The methodology adopted was that (1) After census taking and registration
of the entire population aged 15 years and above, Sls questioned
the persons house to house for presence of cardinal chest symptoms
of any duration. All chest symptomatics were subjected to MMR and
sputum examination. (2) Similar methodology was adopted by GHWs
in the other 30 villages allotted to them. (3) Without knowing the
symptom status of all the registered persons, aged 15 years and
more belonging to all the 60 villages, were subjected to MMR and
from among those having X-ray abnormalities, to sputum examination.

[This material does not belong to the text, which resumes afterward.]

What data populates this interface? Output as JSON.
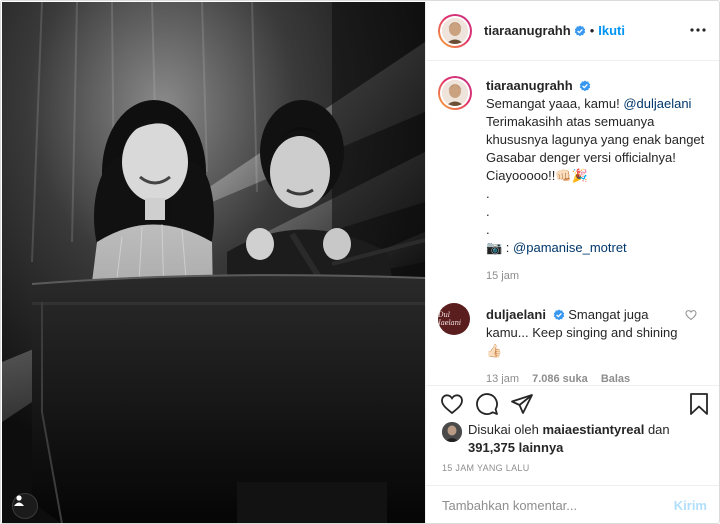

It was found that GHWs had identified the same
proportion of the persons either having general symptoms or having
chest symptoms from the general population, as Sls. Prevalence rates
of culture positive as well as smear positive cases were similar
by any of the three methods i.e., 0.18%, 0.23% & 0.25% respectively.
Prevalence rates of smear positive cases obtained through symptom
questioning, either by Sls or GHWs, were more or less similar to
the estimates obtained by the more comprehensive screening method
of MMR and/or symptom questioning. The culture positive prevalence
rate following MMR screening was 0.25%, which was lower than the
rates observed in other surveys. The paper discusses the possible
hypothesis that could explain the observation. It also presents
correction factors to compute rates comparable to the best estimate
i.e., that obtained through comprehensive screening by MMR and/or
symptom questioning, followed by sputum culture.
|KEY WORDS: SCREENING TOOLS, CHEST SYMPTOMATICS,
MMR, PREVALENCE, CASE, PERI URBAN COMMUNITY.